Friday, April 30, 2010

From Draft Day to LOB Day

While watching San Antonio win its playoff series against Dallas last night, I noted that the Spurs have a whopping five players in their rotation whom they originally drafted: Duncan, Parker, Ginobili, Hill, and Blair. Other than Duncan (1997 #1), all the others were late first-round picks or second-round picks. They surely must have the best scouting department in the league.

By contrast, the Thunder, the NBA's youngest team, also have several regulars whom they drafted, but almost all in the lottery: Westbrook, Harden, Collison, Durant, Green, Ibaka. (Collison, as we noted in this 2008 post, has been with the Sonics/Thunder franchise since 2003.)

Upon some tallying, as shown below, it seems that most playoff teams, even those perceived as "young" or "up and coming", have just 4 or 5 rotation players whom they drafted. The team with the greatest number of original draftees in its rotation turns out to be Portland, with 7.

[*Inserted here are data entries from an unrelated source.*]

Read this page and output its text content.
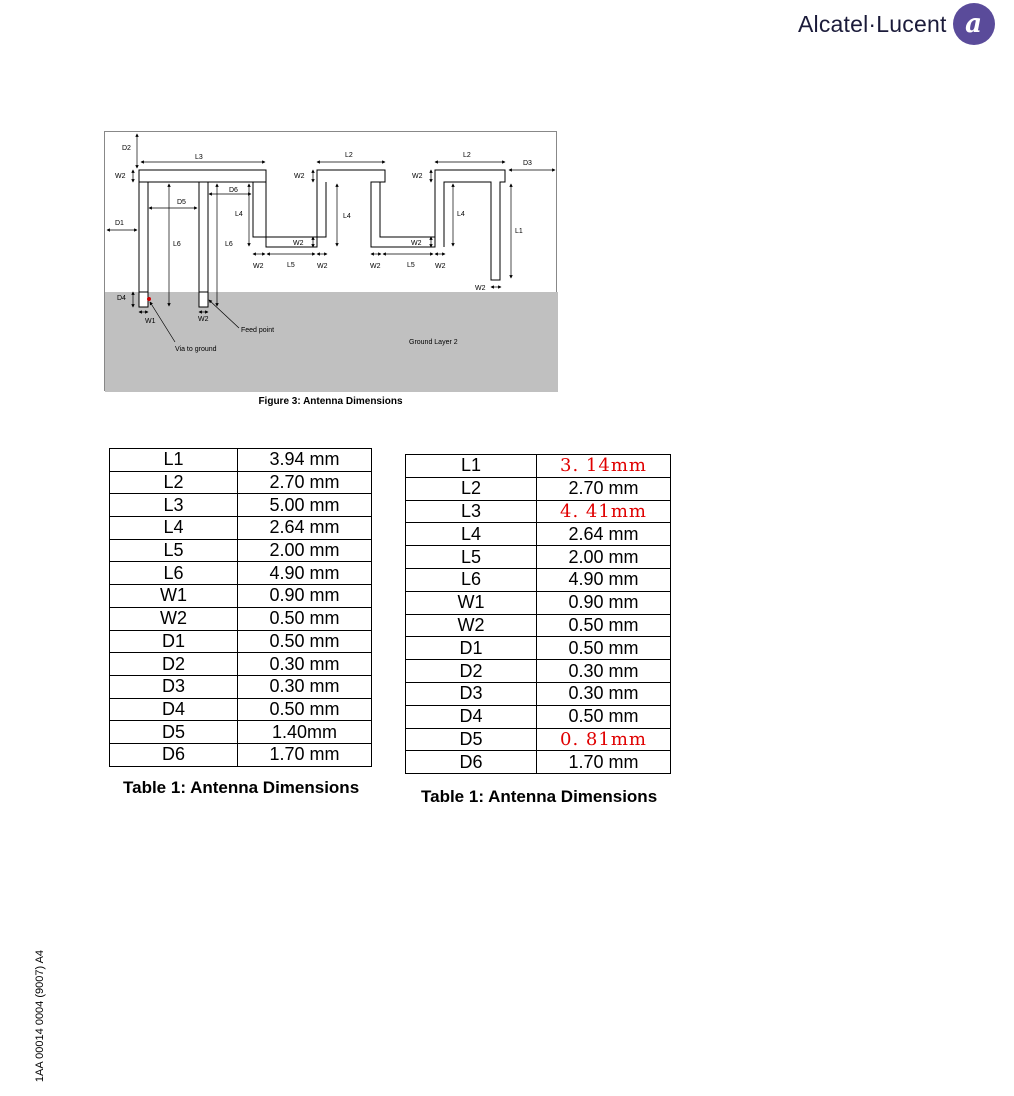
Alcatel·Lucent a
D2
L3	L2	L2
D3
W2	W2	W2
D6
D5
D1
L4	L4	L4
L6	L6
L1
W2	W2
W2	L5	W2	W2	L5	W2
W2
D4
W1	W2
Feed point
Via to ground
Ground Layer 2
Figure 3: Antenna Dimensions
L1	3.94 mm
L2	2.70 mm
L3	5.00 mm
L4	2.64 mm
L5	2.00 mm
L6	4.90 mm
W1	0.90 mm
W2	0.50 mm
D1	0.50 mm
D2	0.30 mm
D3	0.30 mm
D4	0.50 mm
D5	1.40mm
D6	1.70 mm
Table 1: Antenna Dimensions
L1	3. 14mm
L2	2.70 mm
L3	4. 41mm
L4	2.64 mm
L5	2.00 mm
L6	4.90 mm
W1	0.90 mm
W2	0.50 mm
D1	0.50 mm
D2	0.30 mm
D3	0.30 mm
D4	0.50 mm
D5	0. 81mm
D6	1.70 mm
Table 1: Antenna Dimensions
1AA 00014 0004 (9007) A4
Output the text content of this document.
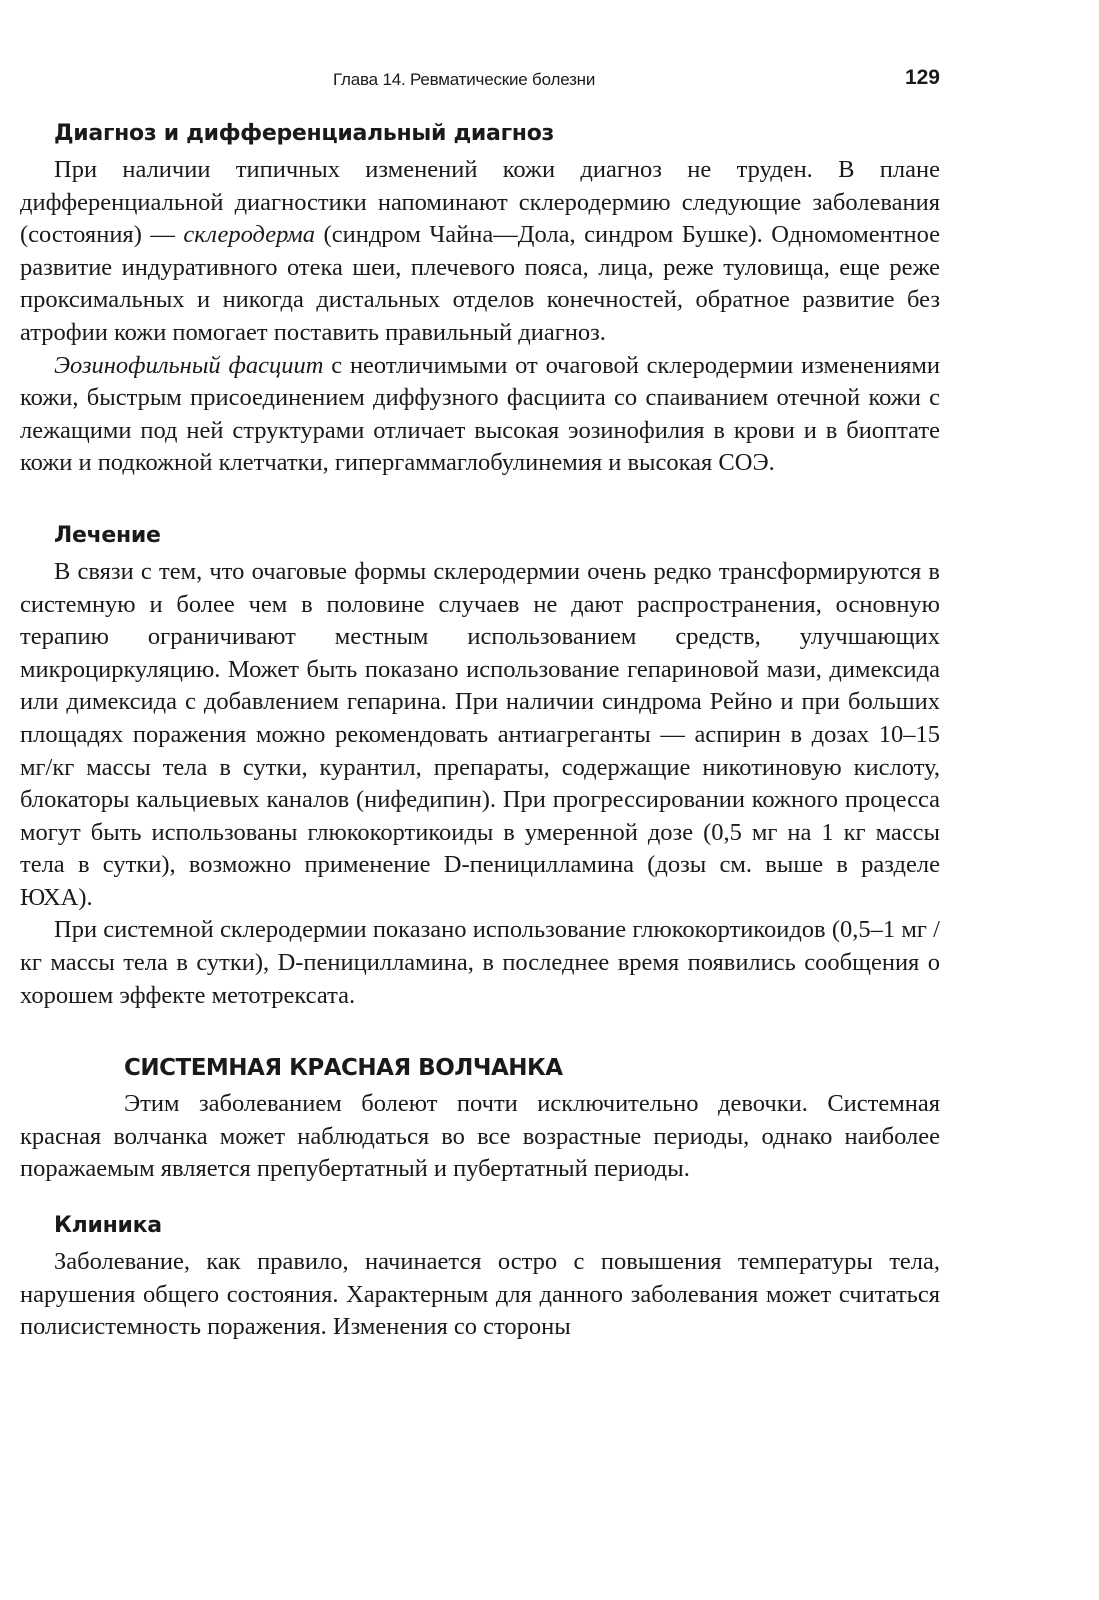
Глава 14. Ревматические болезни	129
Диагноз и дифференциальный диагноз

При наличии типичных изменений кожи диагноз не труден. В плане дифференциальной диагностики напоминают склеродермию следующие заболевания (состояния) — склеродерма (синдром Чайна—Дола, синдром Бушке). Одномоментное развитие индуративного отека шеи, плечевого пояса, лица, реже туловища, еще реже проксимальных и никогда дистальных отделов конечностей, обратное развитие без атрофии кожи помогает поставить правильный диагноз.

Эозинофильный фасциит с неотличимыми от очаговой склеродермии изменениями кожи, быстрым присоединением диффузного фасциита со спаиванием отечной кожи с лежащими под ней структурами отличает высокая эозинофилия в крови и в биоптате кожи и подкожной клетчатки, гипергаммаглобулинемия и высокая СОЭ.

Лечение

В связи с тем, что очаговые формы склеродермии очень редко трансформируются в системную и более чем в половине случаев не дают распространения, основную терапию ограничивают местным использованием средств, улучшающих микроциркуляцию. Может быть показано использование гепариновой мази, димексида или димексида с добавлением гепарина. При наличии синдрома Рейно и при больших площадях поражения можно рекомендовать антиагреганты — аспирин в дозах 10–15 мг/кг массы тела в сутки, курантил, препараты, содержащие никотиновую кислоту, блокаторы кальциевых каналов (нифедипин). При прогрессировании кожного процесса могут быть использованы глюкокортикоиды в умеренной дозе (0,5 мг на 1 кг массы тела в сутки), возможно применение D-пеницилламина (дозы см. выше в разделе ЮХА).

При системной склеродермии показано использование глюкокортикоидов (0,5–1 мг /кг массы тела в сутки), D-пеницилламина, в последнее время появились сообщения о хорошем эффекте метотрексата.

СИСТЕМНАЯ КРАСНАЯ ВОЛЧАНКА

Этим заболеванием болеют почти исключительно девочки. Системная красная волчанка может наблюдаться во все возрастные периоды, однако наиболее поражаемым является препубертатный и пубертатный периоды.

Клиника

Заболевание, как правило, начинается остро с повышения температуры тела, нарушения общего состояния. Характерным для данного заболевания может считаться полисистемность поражения. Изменения со стороны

Building a winning team mainly with draft picks is difficult, as it requires predicting on-court chemistry before players enter their prime, and really before they've even met each other. If you get your draft picks "right", as Oklahoma City and Portland have, then you can quickly win while paying cheap rookie salaries. If you screw up your picks, as Charlotte has (D.J. Augustin over Brook Lopez? Gerald Henderson over Ty Lawson?) then your re-building project will fail and you will be doomed to start over a few years hence. Aside from Portland and the Thunder, there are few playoff teams that have "grown up" together from draft day to huge postseason success. Most successful teams require a significant trade or free-agent signing (think Bill Cartwright to the Bulls, Dennis Rodman to the Bulls, Pau Gasol to the Lakers, Mark Aguirre to the Pistons, Rashard Lewis to the Magic) before they can fully ascend.

(For purposes of this list below, "drafted" includes trading for a player's rights shortly after some other team drafted him, as happened with Gortat, Hilario, Fesenko, Fernandez. This also includes the signing of undrafted free agents, such as Chris Andersen, J.J. Barea, Wesley Matthews, Udonis Haslem. This includes players presently injured but ordinarily part of the rotation such as Oden, Redd, Kirilenko. Finally, I am generously including players on their second stop with their original team, including PGs such as Kidd, Nash, Fisher.)

DRAFTED PLAYERS IN PLAYOFF ROTATIONS WITH THEIR ORIGINAL TEAM

  • Boston: Pierce, Rondo, Perkins, T.Allen, Davis

  • Orlando: Nelson, Howard, Redick, Gortat

  • Cleveland: James, Varejao, Ilgauskas, Hickson, occasionally Gibson

  • Atlanta: Williams, Horford, Smith, Teague

  • Miami: Wade, Wright, Haslem, Chalmers, Beasley, occasionally Cook

  • Milwaukee: Jennings, Bogut, Redd, Mbah a Moute, Ilyasova, Gadzuric

  • Charlotte: Wallace, Felton, Augustin

  • Chicago: Rose, Noah, Deng, Gibson, Hinrich (all NCAA standouts, as documented in our previous post here)


  • Los Angeles: Fisher, Bryant, Bynum, Walton, occasionally Vujaci
  • c
  • OKC: Westbrook, Harden, Collison, Durant, Green, Ibaka

  • San Antonio: Duncan, Parker, Ginobili, Blair, Hill

  • Phoenix: Nash, Stoudemire, Lopez, Dragic, Barbosa

  • Denver: Anthony, Hilario, Lawson, Andersen

  • Utah: Williams, Matthews, Fesenko, Kirilenko, Miles, Millsap

  • Dallas: Kidd, Nowitzki, Beaubois, Barea

  • Portland: Roy, Aldridge, Oden, Webster, Batum, Fernandez, Bayless
  • 2 comments:

    Anonymous said...

    Misleading to list Nash -- he came of age with Dallas and only returned to his original team many years later!

    Bhel Atlantic said...

    Anonymous: Yes, I acknowledged in the post that I was being charitable by listing Kidd, Nash, and Fisher.